Y en seguida se escuchó el clamor. ¿No es hora de cerrar las fronteras?, se pidió a las autoridades. Que las ratas se queden del lado de fuera, donde siempre estuvieron. Que la ratas se pudran y mueran. Para las ratas no hay solidaridad ni compasión. Parece que nada se aprendió del SIDA, en aquel momento infinito en el que los gays fueron elegidos como culpables, el prejuicio disfrazado de necesaria medida sanitaria.
¿Y quienes son las ratas, según parte de los brasileños? Hay siempre muchos, demasiados en las redes sociales, dispuestos a vaciar sus tripas en plaza pública. En Facebook, desde que se divulgó la sospecha, se comprobó que una de las palabras más asociadas al ébola era “negro”. “El ébola es cosa de negros”, se desenmascaró uno en Twitter. “Que alguien me diga por qué esos negros de África tiene que venir a Brasil con esa desgracia de bacteria (sic) del ébola”, vomitó otro. “Gracias al ébola, ahora prendo fuego a cualquier negro que pasa por delante”, defecó un tercero. Creen hablar y ni siquiera perciben que gruñen.
“Describir una epidemia es una forma magistral de revelar las diversas formas de totalitarismo que maculan una sociedad. En este sentido, los brasileños no han economizado. La divulgación por medios de comunicación que llegan a decenas de millones de personas, de la foto de un hombre negro, venido de África, como sospechoso de padecer ébola, fue el apoteosis del fantasma del extranjero como portador de la enfermedad”, afirmó a esta columnista Deisy Ventura, profesora de Derecho Internacional de la Universidad de São Paulo, investigadora de las relaciones entre derecho y salud, autora del libro Derecho y salud social, el caso de la epidemia de gripe A (H1N1). “Vea que este fantasma se moviliza en torno a los pobres, sobre todo negros, nunca en torno a los extranjeros ricos y blancos.

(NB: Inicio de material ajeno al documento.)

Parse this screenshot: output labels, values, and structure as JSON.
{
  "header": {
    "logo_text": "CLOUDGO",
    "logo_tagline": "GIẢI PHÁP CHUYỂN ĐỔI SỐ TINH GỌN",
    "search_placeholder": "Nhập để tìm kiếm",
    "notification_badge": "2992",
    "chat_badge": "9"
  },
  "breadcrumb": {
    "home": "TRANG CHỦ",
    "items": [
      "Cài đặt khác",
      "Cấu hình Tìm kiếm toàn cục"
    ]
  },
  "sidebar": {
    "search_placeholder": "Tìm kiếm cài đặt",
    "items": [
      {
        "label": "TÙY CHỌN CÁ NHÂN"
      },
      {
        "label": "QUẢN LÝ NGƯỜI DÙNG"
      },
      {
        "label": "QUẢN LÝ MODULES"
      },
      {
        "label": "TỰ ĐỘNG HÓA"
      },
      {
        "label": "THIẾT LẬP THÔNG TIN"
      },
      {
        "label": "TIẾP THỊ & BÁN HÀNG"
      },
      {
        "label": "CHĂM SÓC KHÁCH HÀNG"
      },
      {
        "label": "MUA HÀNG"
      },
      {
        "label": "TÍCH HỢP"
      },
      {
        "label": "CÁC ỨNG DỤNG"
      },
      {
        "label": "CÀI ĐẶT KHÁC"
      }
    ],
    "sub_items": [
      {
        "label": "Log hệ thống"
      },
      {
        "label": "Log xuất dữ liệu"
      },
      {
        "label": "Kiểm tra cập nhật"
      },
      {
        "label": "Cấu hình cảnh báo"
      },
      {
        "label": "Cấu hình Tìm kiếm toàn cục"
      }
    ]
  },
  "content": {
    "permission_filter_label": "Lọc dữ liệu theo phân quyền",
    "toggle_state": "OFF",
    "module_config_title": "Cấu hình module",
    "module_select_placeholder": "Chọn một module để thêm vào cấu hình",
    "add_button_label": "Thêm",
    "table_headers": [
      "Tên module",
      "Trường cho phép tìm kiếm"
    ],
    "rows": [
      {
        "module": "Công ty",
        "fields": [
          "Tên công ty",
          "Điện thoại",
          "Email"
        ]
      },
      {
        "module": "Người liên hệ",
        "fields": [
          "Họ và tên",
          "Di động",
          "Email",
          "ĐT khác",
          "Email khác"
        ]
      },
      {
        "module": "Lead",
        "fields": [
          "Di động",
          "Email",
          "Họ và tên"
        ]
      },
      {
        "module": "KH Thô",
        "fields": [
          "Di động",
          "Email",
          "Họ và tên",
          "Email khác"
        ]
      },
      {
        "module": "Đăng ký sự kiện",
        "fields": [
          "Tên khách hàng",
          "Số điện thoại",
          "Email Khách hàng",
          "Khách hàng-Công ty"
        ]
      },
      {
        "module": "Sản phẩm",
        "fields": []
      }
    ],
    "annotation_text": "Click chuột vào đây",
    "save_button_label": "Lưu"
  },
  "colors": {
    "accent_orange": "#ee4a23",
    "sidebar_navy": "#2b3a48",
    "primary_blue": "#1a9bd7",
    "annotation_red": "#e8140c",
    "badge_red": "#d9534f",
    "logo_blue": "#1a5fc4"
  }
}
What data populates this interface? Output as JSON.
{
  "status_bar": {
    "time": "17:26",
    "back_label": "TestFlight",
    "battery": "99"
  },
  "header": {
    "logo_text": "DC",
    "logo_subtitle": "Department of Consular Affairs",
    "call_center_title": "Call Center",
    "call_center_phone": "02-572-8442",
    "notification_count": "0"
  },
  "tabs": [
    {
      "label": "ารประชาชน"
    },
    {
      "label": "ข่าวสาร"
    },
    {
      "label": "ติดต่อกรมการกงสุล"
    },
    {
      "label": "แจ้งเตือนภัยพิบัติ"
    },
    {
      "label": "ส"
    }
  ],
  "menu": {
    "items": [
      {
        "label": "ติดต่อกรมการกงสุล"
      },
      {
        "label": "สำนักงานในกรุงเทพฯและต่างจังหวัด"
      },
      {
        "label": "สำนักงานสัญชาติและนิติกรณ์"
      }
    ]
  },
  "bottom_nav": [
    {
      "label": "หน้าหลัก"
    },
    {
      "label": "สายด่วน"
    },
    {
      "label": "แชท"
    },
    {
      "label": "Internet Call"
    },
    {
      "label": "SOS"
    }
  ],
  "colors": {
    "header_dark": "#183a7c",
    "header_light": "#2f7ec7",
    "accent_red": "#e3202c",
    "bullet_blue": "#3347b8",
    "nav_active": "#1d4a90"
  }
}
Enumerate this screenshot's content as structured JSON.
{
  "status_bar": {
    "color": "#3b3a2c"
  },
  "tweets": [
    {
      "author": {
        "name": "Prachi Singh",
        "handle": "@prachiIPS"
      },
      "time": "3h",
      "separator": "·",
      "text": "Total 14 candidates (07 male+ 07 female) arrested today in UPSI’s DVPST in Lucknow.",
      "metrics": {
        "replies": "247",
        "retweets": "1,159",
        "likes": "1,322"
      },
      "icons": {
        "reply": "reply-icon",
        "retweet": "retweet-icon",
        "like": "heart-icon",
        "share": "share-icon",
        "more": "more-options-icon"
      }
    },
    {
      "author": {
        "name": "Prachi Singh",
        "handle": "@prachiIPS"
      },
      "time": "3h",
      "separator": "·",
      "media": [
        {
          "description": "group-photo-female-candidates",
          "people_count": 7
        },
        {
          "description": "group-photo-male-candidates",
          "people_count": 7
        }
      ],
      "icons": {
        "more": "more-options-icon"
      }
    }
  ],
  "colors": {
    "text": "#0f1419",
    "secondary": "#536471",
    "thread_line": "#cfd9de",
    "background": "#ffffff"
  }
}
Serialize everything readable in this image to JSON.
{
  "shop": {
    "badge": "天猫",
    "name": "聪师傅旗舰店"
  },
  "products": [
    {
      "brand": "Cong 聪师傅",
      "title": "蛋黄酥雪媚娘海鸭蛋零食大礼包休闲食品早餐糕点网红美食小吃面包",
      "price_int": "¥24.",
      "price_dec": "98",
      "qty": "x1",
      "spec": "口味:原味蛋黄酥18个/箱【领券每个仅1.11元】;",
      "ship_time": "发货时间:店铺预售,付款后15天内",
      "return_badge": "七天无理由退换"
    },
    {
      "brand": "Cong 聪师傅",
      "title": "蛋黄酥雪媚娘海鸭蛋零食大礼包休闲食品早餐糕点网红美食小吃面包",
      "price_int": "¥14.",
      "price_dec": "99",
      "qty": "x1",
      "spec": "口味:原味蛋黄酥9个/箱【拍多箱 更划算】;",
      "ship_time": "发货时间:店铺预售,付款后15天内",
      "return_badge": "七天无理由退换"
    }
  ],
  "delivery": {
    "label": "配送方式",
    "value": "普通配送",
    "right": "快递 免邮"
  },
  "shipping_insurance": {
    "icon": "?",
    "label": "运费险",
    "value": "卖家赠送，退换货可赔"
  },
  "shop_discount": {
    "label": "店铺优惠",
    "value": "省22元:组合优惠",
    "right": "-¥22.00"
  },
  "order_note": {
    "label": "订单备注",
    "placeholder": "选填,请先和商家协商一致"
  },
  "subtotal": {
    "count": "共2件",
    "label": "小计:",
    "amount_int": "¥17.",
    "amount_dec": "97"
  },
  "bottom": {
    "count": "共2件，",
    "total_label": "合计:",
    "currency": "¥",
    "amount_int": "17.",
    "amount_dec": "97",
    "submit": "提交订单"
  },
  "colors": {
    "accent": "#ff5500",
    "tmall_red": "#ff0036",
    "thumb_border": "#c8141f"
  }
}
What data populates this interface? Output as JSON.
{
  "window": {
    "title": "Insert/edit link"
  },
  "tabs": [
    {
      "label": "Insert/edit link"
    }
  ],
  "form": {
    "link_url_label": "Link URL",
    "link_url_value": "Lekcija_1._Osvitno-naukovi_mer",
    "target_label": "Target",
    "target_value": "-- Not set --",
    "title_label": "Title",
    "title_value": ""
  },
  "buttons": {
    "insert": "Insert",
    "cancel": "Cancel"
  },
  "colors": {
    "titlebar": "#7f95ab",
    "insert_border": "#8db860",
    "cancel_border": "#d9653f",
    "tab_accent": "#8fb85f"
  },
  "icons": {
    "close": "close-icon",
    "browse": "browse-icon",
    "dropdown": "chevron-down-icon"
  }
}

El esclavismo, terrible enfermedad de la sociedad brasileña, se asocia al deseo coyuntural de decir: este gobierno no debería haber dejado entrar a esas personas. Es una especie de lamento: ¿tanto se esforzaron las elites en blanquear este país y ahora lo quieren ennegrecer?”
África destaca, de nuevo y siempre, como el gran otro. Todo un continente poblado de matices y diversidades reducido, por la homogeneidad de la ignorancia, a un “fuera de aquí”. Como dijo un inmigrante de Burkina Faso a la reportera Fabiana Cambricoli, del diario O Estado de S. Paulo, “los brasileños no saben que Burkina Faso está lejos de los países que tienen ébola. Creen que todo es lo mismo porque somos negros”. Él y decenas de inmigrantes de diversos países de África están siendo acosados y expulsados de lugares públicos en la ciudad de Cascavel, en Paraná, donde fue identificado el primer caso sospechoso. Se convirtieron en “los tipos con ébola” señalados en la calle como “los negros que trajeron el virus a Brasil”.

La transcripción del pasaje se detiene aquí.